Malgré les progrès indiscutables de la thrombectomie dans la prise en charge de l’accident vasculaire cérébral (AVC) ischémique, environ 50 % des patients restent gravement handicapés après l’intervention. Est-il bénéfique de faire baisser la tension artérielle (TA) de façon intensive afin de limiter les hémorragies de reperfusion, comme de nombreuses équipes le font empiriquement en clinique ? L’étude BP-Target, la première randomisée sur le sujet et menée dans quatre centres français, répond par la négative dans « The Lancet Neurology ».
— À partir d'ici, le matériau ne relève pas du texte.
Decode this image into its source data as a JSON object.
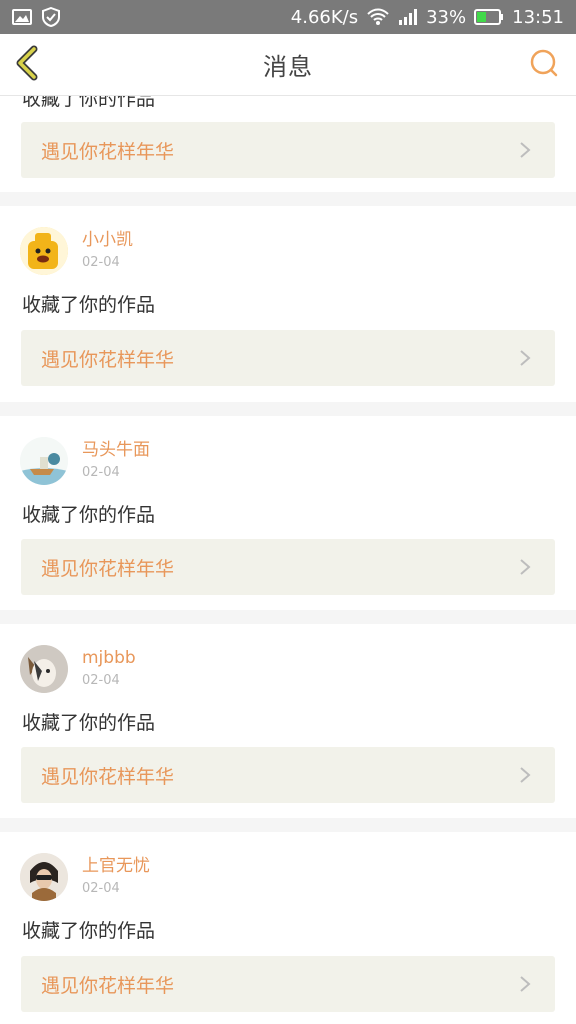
{
  "status_bar": {
    "network_speed": "4.66K/s",
    "battery_percent": "33%",
    "time": "13:51"
  },
  "header": {
    "title": "消息"
  },
  "notifications": [
    {
      "username": "",
      "date": "",
      "action": "收藏了你的作品",
      "work_title": "遇见你花样年华"
    },
    {
      "username": "小小凯",
      "date": "02-04",
      "action": "收藏了你的作品",
      "work_title": "遇见你花样年华"
    },
    {
      "username": "马头牛面",
      "date": "02-04",
      "action": "收藏了你的作品",
      "work_title": "遇见你花样年华"
    },
    {
      "username": "mjbbb",
      "date": "02-04",
      "action": "收藏了你的作品",
      "work_title": "遇见你花样年华"
    },
    {
      "username": "上官无忧",
      "date": "02-04",
      "action": "收藏了你的作品",
      "work_title": "遇见你花样年华"
    }
  ],
  "colors": {
    "accent": "#e8975a",
    "status_bar": "#7a7a7a",
    "battery": "#42d94a",
    "back_arrow": "#c8c24a",
    "link_bg": "#f2f2ea"
  }
}
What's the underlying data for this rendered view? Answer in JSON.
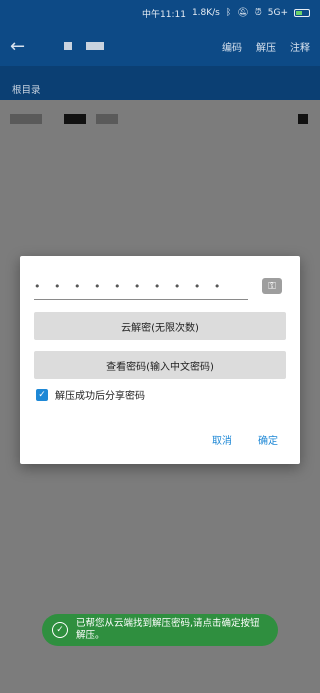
{
  "status_bar": {
    "time": "中午11:11",
    "network_speed": "1.8K/s",
    "bluetooth_icon": "bluetooth-icon",
    "mute_icon": "mute-icon",
    "alarm_icon": "alarm-icon",
    "network": "5G+",
    "battery_icon": "battery-icon"
  },
  "app_bar": {
    "back_icon": "back-arrow-icon",
    "actions": [
      "编码",
      "解压",
      "注释"
    ]
  },
  "breadcrumb": "根目录",
  "dialog": {
    "password_mask": "• • • • • • • • • •",
    "key_icon": "key-icon",
    "cloud_decrypt_label": "云解密(无限次数)",
    "view_password_label": "查看密码(输入中文密码)",
    "share_checkbox_checked": true,
    "share_checkbox_label": "解压成功后分享密码",
    "cancel_label": "取消",
    "confirm_label": "确定"
  },
  "toast": {
    "icon": "check-circle-icon",
    "message": "已帮您从云端找到解压密码,请点击确定按钮解压。"
  },
  "colors": {
    "app_bar": "#0d4a86",
    "accent": "#1e88d6",
    "toast": "#2f8f3f"
  }
}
« Les recommandations internationales dans la thrombectomie sont calquées sur celles émises pour la thrombolyse, explique le Pr Mikael Mazighi, neurologue à l’hôpital Fondation Rothschild à Paris et premier auteur de l’étude. Il est ainsi préconisé que la TA systolique ne doit pas dépasser 180 mmHg après la thrombectomie. Comme le geste de thrombectomie permet de visualiser en temps réel la réouverture de l’artère par rapport à la thrombolyse, celui-ci guide le contrôle tensionnel avec le maintien d’une TA élevée tant que l’occlusion persiste. Après obtention de la reperfusion, beaucoup de praticiens ont tendance de façon empirique à la faire baisser drastiquement dans l’espoir de faire diminuer le risque hémorragique, fréquent après thrombectomie ».
Un marqueur de gravité
L’étude, qui a inclus 324 patients ayant été traités avec succès par traitement endovasculaire entre juin 2017 et septembre 2019, en a randomisé la moitié dans un groupe à cible intensive (TA systolique comprise entre 100 et 129 mmHg) et l’autre dans un groupe standard (130-185 mmHg). L’objectif principal était d’évaluer la survenue d’une hémorragie cérébrale dans les 24 à 36 heures post-thrombectomie : aucune différence significative n’a été mise en évidence entre les deux groupes. La mortalité à trois mois était plus faible dans le groupe cible standard (n = 7,4 %) que dans celui cible intensive (n = 11,7 %). « Ces résultats tranchent avec les études observationnelles antérieures », souligne le neurologue parisien.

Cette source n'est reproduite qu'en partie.